Matrix metalloproteinases and risk of cardiovascular mortality and morbidity in the United Kingdom: A prospective cohort study with machine learning analysis
Preventive Medicine Reports, 2026
Huang J., Jiang H., Lu Y., Ding X., Zhang C., Lin Y., Chen M.

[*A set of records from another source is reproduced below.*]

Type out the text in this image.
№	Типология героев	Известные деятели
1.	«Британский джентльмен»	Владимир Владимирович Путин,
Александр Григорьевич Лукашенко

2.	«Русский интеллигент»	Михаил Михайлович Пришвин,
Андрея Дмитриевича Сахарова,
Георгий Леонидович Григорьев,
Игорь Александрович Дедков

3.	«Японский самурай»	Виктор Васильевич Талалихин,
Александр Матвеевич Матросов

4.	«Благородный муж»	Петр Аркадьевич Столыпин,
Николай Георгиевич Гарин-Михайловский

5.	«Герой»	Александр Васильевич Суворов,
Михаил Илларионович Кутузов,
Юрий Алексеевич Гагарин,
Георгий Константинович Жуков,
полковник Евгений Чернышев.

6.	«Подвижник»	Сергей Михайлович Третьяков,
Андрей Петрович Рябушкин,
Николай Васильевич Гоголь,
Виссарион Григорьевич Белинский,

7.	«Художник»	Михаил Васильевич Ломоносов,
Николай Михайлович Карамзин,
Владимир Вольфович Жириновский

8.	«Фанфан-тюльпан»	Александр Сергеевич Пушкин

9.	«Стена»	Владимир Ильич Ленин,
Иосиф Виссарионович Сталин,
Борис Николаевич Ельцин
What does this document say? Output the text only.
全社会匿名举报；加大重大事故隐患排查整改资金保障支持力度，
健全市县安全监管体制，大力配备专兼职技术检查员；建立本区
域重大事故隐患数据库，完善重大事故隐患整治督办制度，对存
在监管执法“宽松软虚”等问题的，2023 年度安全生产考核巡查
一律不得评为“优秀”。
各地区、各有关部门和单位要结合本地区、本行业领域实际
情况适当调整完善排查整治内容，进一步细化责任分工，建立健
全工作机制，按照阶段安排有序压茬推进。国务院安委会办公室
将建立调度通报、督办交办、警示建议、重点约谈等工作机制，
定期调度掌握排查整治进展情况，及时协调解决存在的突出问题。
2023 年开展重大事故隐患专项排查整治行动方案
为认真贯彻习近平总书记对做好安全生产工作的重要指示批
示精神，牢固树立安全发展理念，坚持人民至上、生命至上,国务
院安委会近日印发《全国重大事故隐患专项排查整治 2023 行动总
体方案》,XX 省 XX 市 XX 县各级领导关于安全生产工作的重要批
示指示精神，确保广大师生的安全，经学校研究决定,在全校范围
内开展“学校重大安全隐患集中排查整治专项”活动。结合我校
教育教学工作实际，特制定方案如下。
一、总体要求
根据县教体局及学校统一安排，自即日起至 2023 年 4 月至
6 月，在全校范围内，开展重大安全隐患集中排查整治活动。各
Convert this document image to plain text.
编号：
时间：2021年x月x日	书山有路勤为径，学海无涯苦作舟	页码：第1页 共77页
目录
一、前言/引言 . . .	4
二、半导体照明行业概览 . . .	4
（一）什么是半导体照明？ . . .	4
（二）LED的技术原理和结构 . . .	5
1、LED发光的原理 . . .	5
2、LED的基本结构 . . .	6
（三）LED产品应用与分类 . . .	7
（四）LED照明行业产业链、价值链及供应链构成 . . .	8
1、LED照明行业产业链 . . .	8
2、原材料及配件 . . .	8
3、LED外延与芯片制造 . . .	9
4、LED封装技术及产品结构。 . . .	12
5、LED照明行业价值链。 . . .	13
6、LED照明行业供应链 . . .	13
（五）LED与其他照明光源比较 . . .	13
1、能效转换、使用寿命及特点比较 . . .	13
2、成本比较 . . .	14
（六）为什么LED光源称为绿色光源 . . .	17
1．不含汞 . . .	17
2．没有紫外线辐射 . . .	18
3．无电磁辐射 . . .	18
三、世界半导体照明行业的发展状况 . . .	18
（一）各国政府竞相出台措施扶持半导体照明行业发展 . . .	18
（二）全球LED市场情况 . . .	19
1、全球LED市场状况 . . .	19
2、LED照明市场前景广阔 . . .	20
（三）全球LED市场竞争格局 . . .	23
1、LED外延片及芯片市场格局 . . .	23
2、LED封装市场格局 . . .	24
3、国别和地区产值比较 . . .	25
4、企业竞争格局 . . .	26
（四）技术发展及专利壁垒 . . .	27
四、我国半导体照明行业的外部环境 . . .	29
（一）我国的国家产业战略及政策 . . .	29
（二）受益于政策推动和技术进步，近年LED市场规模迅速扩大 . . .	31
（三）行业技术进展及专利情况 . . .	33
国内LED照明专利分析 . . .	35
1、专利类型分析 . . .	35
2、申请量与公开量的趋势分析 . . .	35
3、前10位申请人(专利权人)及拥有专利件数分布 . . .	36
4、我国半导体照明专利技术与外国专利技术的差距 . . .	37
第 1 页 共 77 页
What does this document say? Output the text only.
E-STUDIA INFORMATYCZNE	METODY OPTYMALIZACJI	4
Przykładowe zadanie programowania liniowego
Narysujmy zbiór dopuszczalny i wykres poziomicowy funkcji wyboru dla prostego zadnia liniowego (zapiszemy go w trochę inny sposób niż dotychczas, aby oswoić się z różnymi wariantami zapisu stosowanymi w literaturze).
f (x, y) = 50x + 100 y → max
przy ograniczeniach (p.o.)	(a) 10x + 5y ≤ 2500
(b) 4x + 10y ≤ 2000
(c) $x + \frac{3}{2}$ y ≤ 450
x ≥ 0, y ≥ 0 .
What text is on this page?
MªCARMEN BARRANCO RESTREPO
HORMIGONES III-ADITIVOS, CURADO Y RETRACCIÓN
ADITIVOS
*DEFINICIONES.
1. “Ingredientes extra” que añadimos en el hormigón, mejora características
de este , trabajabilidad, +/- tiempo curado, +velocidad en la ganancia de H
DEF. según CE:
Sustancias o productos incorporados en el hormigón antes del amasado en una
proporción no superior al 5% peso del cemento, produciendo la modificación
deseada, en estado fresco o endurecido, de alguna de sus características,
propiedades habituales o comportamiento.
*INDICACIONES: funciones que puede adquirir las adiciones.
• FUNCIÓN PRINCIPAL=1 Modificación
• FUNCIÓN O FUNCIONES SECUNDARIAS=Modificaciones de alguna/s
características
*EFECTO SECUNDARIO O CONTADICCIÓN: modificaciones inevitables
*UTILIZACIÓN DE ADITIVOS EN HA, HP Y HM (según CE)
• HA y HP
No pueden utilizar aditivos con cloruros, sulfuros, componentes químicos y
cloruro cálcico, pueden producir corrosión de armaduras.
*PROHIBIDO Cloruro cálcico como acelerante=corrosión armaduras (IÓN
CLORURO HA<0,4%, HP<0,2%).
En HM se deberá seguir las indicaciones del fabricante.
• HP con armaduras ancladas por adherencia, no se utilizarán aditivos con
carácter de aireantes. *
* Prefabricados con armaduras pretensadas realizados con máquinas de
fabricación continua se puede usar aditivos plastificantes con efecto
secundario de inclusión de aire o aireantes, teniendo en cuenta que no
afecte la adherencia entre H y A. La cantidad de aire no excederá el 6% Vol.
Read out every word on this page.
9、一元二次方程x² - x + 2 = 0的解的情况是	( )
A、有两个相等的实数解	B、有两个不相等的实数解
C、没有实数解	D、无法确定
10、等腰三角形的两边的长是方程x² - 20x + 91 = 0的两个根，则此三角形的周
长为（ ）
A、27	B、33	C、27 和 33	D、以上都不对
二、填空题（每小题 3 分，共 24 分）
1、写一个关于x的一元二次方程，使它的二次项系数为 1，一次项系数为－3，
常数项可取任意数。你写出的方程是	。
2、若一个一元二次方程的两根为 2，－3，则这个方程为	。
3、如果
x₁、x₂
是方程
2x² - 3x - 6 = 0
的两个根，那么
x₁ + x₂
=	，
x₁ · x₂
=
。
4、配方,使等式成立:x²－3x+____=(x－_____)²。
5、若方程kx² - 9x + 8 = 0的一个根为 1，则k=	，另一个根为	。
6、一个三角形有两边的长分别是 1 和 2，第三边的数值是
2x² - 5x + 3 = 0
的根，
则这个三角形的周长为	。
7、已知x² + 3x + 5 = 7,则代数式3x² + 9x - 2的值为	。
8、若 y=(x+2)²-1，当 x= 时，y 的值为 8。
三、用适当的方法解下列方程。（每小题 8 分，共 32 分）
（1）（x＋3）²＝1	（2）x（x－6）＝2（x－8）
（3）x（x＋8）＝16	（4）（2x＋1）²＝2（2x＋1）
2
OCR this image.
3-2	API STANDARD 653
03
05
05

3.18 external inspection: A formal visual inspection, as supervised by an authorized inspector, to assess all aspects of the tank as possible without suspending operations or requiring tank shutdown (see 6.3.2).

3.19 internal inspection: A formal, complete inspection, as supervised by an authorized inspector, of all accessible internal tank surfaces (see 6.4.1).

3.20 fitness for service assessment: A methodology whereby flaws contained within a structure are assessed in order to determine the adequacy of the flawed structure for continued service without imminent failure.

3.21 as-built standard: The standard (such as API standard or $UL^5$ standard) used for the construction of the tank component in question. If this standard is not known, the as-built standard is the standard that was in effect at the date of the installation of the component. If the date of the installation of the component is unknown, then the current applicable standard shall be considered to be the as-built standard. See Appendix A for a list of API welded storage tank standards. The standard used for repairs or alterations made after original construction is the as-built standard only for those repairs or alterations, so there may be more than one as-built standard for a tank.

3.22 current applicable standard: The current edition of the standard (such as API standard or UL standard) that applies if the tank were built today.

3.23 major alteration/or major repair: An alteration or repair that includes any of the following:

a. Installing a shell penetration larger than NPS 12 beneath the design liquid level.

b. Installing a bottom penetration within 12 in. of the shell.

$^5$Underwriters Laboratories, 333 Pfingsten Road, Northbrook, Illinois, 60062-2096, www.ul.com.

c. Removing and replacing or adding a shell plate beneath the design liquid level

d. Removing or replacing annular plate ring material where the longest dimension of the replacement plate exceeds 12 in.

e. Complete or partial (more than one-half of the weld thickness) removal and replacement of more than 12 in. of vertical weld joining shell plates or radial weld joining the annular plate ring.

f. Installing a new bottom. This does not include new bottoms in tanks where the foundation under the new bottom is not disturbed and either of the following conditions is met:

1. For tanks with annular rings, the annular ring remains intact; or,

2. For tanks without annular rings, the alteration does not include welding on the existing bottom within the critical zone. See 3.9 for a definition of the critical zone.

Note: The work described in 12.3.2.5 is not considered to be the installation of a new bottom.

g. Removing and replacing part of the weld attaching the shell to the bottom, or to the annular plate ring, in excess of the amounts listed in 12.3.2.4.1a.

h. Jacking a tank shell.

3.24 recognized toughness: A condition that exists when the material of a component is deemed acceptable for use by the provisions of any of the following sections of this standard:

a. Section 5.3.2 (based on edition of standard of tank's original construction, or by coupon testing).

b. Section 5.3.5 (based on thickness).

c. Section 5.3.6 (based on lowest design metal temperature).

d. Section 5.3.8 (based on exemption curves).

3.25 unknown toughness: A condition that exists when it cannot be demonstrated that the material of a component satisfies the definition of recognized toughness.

| Disease area | Application area | Sample type | Products |
|---|---|---|---|
CVD | Patient Stratification | Plasma | Olink Explore 3072/384 |
Abstract
Objective
To explore the predictive role of matrix metalloproteinases (MMPs) in cardiovascular disease (CVD) outcomes.
Methods
In a cohort of 37,154 UK Biobank participants, we analyzed plasma levels of nine MMPs using baseline samples collected in the United Kingdom between 2006 and 2010, with follow-up for outcomes until April 22, 2024. Cox models estimated Hazard Ratios (HR) and 95% Confidence Intervals (CI) for CVD mortality, morbidity, and subtypes. Machine learning models were built and evaluated using Kaplan-Meier curves, receiver operating characteristic curves(ROC), and SHapley Additive exPlanations (SHAP) for feature importance.
Results
MMP-1, −3, −7, −8, −9, and − 12 were associated with increased risk of CVD mortality. MMP-7 (HR: 1.57, 95% CI: 1.37, 1.80) and MMP-12 (HR: 1.69, 95% CI: 1.53, 1.88) had the strongest associations. The MMP-based prediction model achieved high discrimination for CVD mortality (Area Under the Curve [AUC] = 0.89), CVD morbidity (AUC = 0.72), arrhythmia (AUC = 0.69), coronary artery disease (AUC = 0.76), cerebrovascular accident (AUC = 0.81) and heart failure (AUC = 0.81).The SHAP value identified MMP-12 as the most consistent predictor, followed by MMP-7.
Conclusions
MMPs, particularly MMP-12 and MMP-7, strongly predict CVD risk. The MMP-based model shows potential for clinical risk stratification.